Now, the Idekers are believers. Very few of their calves die, Jim said. Their mothers, too, are healthier, able to get pregnant more often. All that helps with their bottom line.

“Our vet is here a third of the time they’ve been on a conventional farm,” he said. “You don’t need all the drugs once you do it right to begin with.”

While some organic farmers have struggled in recent years to find and pay for grain that’s grown without pesticides, the Idekers have harvested their own.

Wisconsin farmers are more likely to grow organic field crops, including barley and hay, to feed their livestock, according to a 2012 report by the Center for Integrated Agricultural Systems.

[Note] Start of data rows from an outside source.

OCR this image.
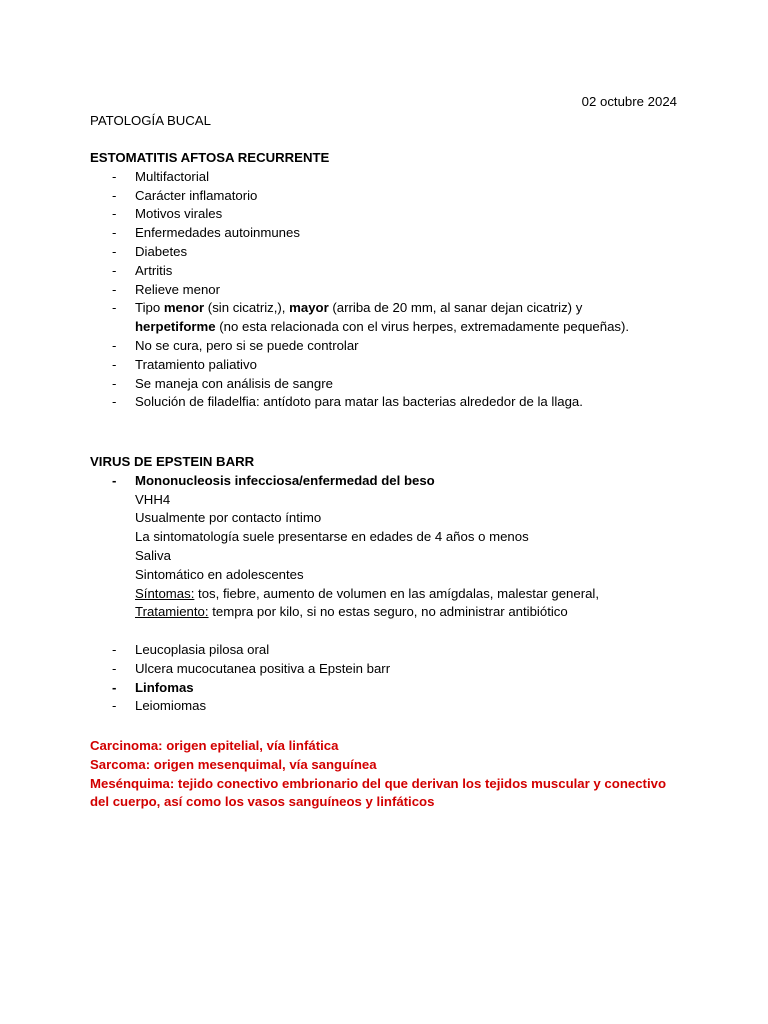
02 octubre 2024
PATOLOGÍA BUCAL

ESTOMATITIS AFTOSA RECURRENTE

- Multifactorial
- Carácter inflamatorio
- Motivos virales
- Enfermedades autoinmunes
- Diabetes
- Artritis
- Relieve menor
- Tipo menor (sin cicatriz,), mayor (arriba de 20 mm, al sanar dejan cicatriz) y
herpetiforme (no esta relacionada con el virus herpes, extremadamente pequeñas).
- No se cura, pero si se puede controlar
- Tratamiento paliativo
- Se maneja con análisis de sangre
- Solución de filadelfia: antídoto para matar las bacterias alrededor de la llaga.

VIRUS DE EPSTEIN BARR

- Mononucleosis infecciosa/enfermedad del beso
VHH4
Usualmente por contacto íntimo
La sintomatología suele presentarse en edades de 4 años o menos
Saliva
Sintomático en adolescentes
Síntomas: tos, fiebre, aumento de volumen en las amígdalas, malestar general,
Tratamiento: tempra por kilo, si no estas seguro, no administrar antibiótico
- Leucoplasia pilosa oral
- Ulcera mucocutanea positiva a Epstein barr
- Linfomas
- Leiomiomas

Carcinoma: origen epitelial, vía linfática

Sarcoma: origen mesenquimal, vía sanguínea

Mesénquima: tejido conectivo embrionario del que derivan los tejidos muscular y conectivo del cuerpo, así como los vasos sanguíneos y linfáticos
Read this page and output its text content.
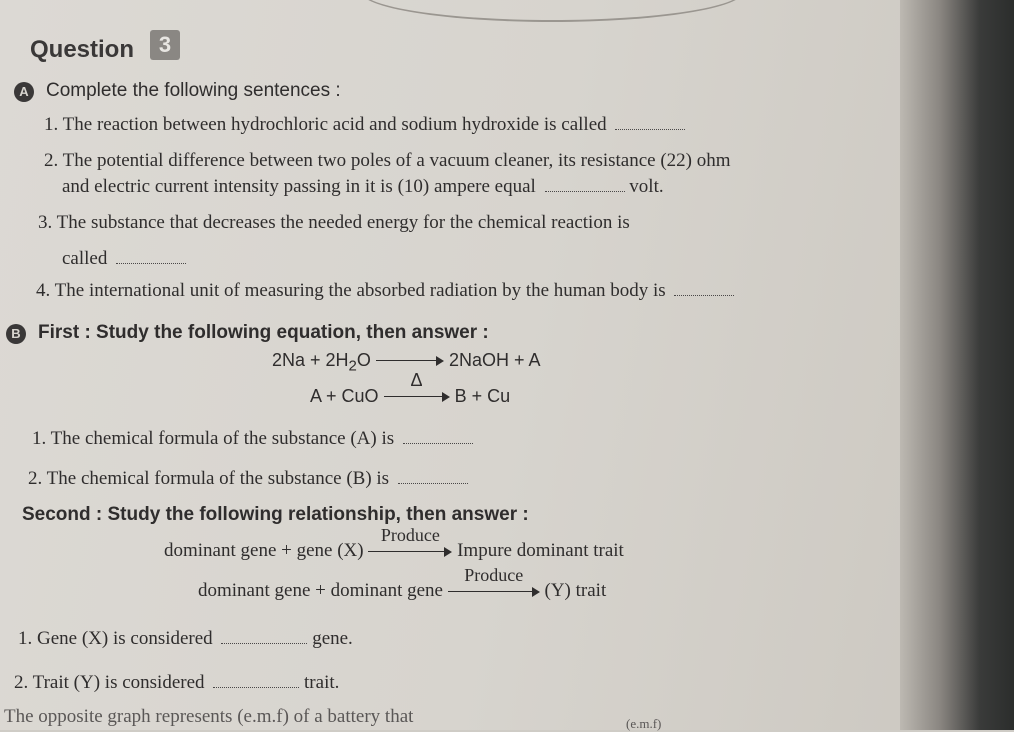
Question	3
A Complete the following sentences :
1. The reaction between hydrochloric acid and sodium hydroxide is called
2. The potential difference between two poles of a vacuum cleaner, its resistance (22) ohm
and electric current intensity passing in it is (10) ampere equal	volt.
3. The substance that decreases the needed energy for the chemical reaction is
called
4. The international unit of measuring the absorbed radiation by the human body is
B First : Study the following equation, then answer :
$2Na + 2H_2O$	2NaOH + A
A + CuO
Δ
B + Cu
1. The chemical formula of the substance (A) is
2. The chemical formula of the substance (B) is
Second : Study the following relationship, then answer :
dominant gene + gene (X)
Produce
Impure dominant trait
dominant gene + dominant gene
Produce
(Y) trait
1. Gene (X) is considered	gene.
2. Trait (Y) is considered	trait.
The opposite graph represents (e.m.f) of a battery that	(e.m.f)
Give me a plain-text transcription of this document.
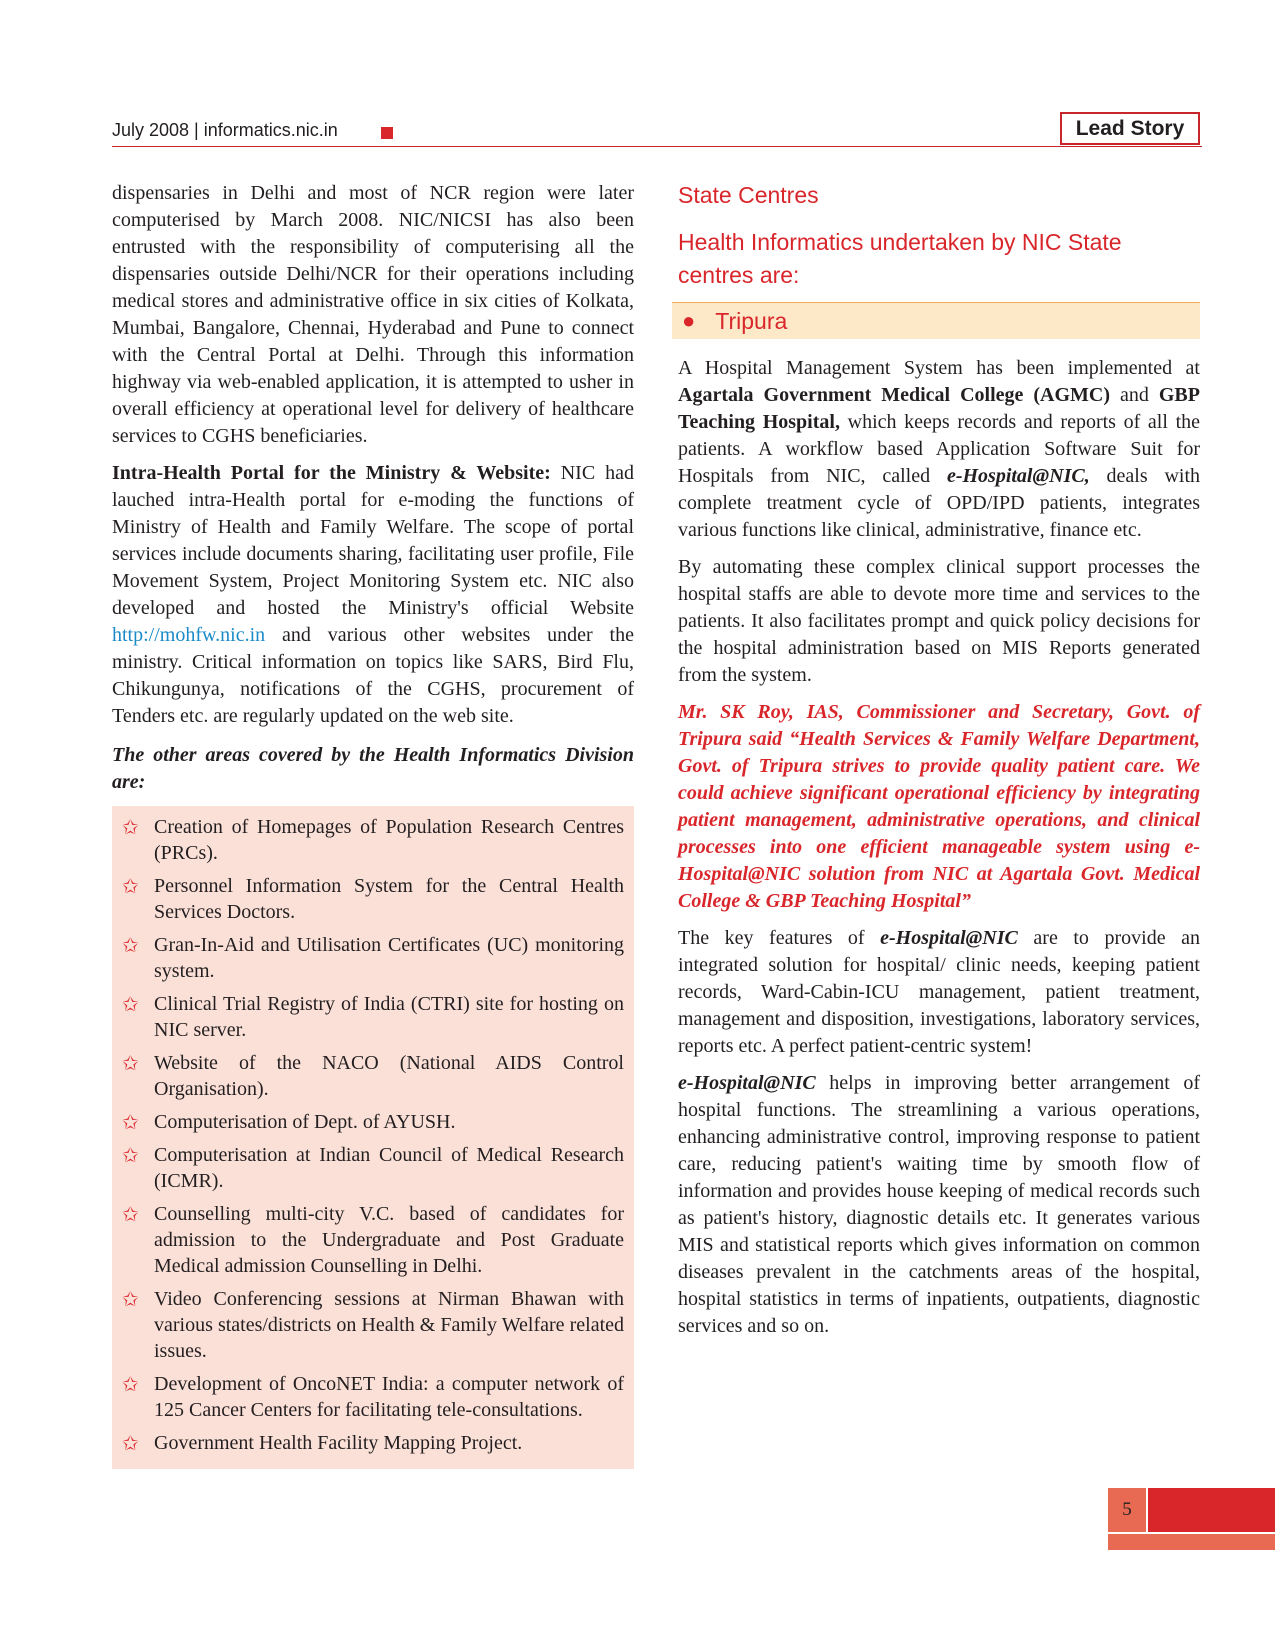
July 2008 | informatics.nic.in	Lead Story

dispensaries in Delhi and most of NCR region were later computerised by March 2008. NIC/NICSI has also been entrusted with the responsibility of computerising all the dispensaries outside Delhi/NCR for their operations including medical stores and administrative office in six cities of Kolkata, Mumbai, Bangalore, Chennai, Hyderabad and Pune to connect with the Central Portal at Delhi. Through this information highway via web-enabled application, it is attempted to usher in overall efficiency at operational level for delivery of healthcare services to CGHS beneficiaries.

Intra-Health Portal for the Ministry & Website: NIC had lauched intra-Health portal for e-moding the functions of Ministry of Health and Family Welfare. The scope of portal services include documents sharing, facilitating user profile, File Movement System, Project Monitoring System etc. NIC also developed and hosted the Ministry's official Website http://mohfw.nic.in and various other websites under the ministry. Critical information on topics like SARS, Bird Flu, Chikungunya, notifications of the CGHS, procurement of Tenders etc. are regularly updated on the web site.

The other areas covered by the Health Informatics Division are:

✩ Creation of Homepages of Population Research Centres (PRCs).
✩ Personnel Information System for the Central Health Services Doctors.
✩ Gran-In-Aid and Utilisation Certificates (UC) monitoring system.
✩ Clinical Trial Registry of India (CTRI) site for hosting on NIC server.
✩ Website of the NACO (National AIDS Control Organisation).
✩ Computerisation of Dept. of AYUSH.
✩ Computerisation at Indian Council of Medical Research (ICMR).
✩ Counselling multi-city V.C. based of candidates for admission to the Undergraduate and Post Graduate Medical admission Counselling in Delhi.
✩ Video Conferencing sessions at Nirman Bhawan with various states/districts on Health & Family Welfare related issues.
✩ Development of OncoNET India: a computer network of 125 Cancer Centers for facilitating tele-consultations.
✩ Government Health Facility Mapping Project.
State Centres
Health Informatics undertaken by NIC State centres are:
● Tripura

A Hospital Management System has been implemented at Agartala Government Medical College (AGMC) and GBP Teaching Hospital, which keeps records and reports of all the patients. A workflow based Application Software Suit for Hospitals from NIC, called e-Hospital@NIC, deals with complete treatment cycle of OPD/IPD patients, integrates various functions like clinical, administrative, finance etc.

By automating these complex clinical support processes the hospital staffs are able to devote more time and services to the patients. It also facilitates prompt and quick policy decisions for the hospital administration based on MIS Reports generated from the system.

Mr. SK Roy, IAS, Commissioner and Secretary, Govt. of Tripura said “Health Services & Family Welfare Department, Govt. of Tripura strives to provide quality patient care. We could achieve significant operational efficiency by integrating patient management, administrative operations, and clinical processes into one efficient manageable system using e-Hospital@NIC solution from NIC at Agartala Govt. Medical College & GBP Teaching Hospital”

The key features of e-Hospital@NIC are to provide an integrated solution for hospital/ clinic needs, keeping patient records, Ward-Cabin-ICU management, patient treatment, management and disposition, investigations, laboratory services, reports etc. A perfect patient-centric system!

e-Hospital@NIC helps in improving better arrangement of hospital functions. The streamlining a various operations, enhancing administrative control, improving response to patient care, reducing patient's waiting time by smooth flow of information and provides house keeping of medical records such as patient's history, diagnostic details etc. It generates various MIS and statistical reports which gives information on common diseases prevalent in the catchments areas of the hospital, hospital statistics in terms of inpatients, outpatients, diagnostic services and so on.

5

“Homegrown feed grains and forages help make Wisconsin’s organic dairy farms more profitable than their counterparts in other parts of the U.S., where most of those inputs are purchased,” the report says.

Handing it off

Up a sloping, curved road and atop a hill sits the Wedeberg farm, an Organic Valley sign beside the driveway.

Jake Wedeberg, 28, and his older brother John are the fifth generation to farm this land. Their father, Jim Wedeberg, is one of the seven organic farmers that founded CROPP Cooperative, the co-op behind the Organic Valley brand, and now works as its dairy pool director. So it’s largely up to the brothers to till, bail, haul and milk.

Jake studied engineering at the University of Wisconsin, Platteville — paying for tuition partly by growing butternut squash — and then worked at the Organic Valley offices. But he missed the farm. So about a year ago, he returned full-time.

“It’s great to be self-employed, to work on your own projects,” he said. He knows he’s lucky to have grown up on a farm, now 310 acres. “That’s a huge capital expense we don’t have to worry about.”

Partly because start-up and overhead costs for dairy are high, advocates say future growth in organics will depend on older farmers handing off their operations to the next generation, whether it be their children, such as the Wedebergs, or folks looking to join in, like the Idekers.

After midday chores at the farm, the Ideker brothers drove their blue Buick through Taylor to an old white farmhouse they’re renting. “The mansion,” they joke.

In a wood-paneled office, Jim Ideker grabs a thick folder labeled “Farm Building Papers.” Inside: blueprints for a new free stall parlor to go up in spring that will allow them to double their herd. They smile whenever they mention the plans.

“Once we get that facility, we’ll have the right conditions,” Jim Ideker said, plus “the feed quality, the land base and the cow genetics to perform.”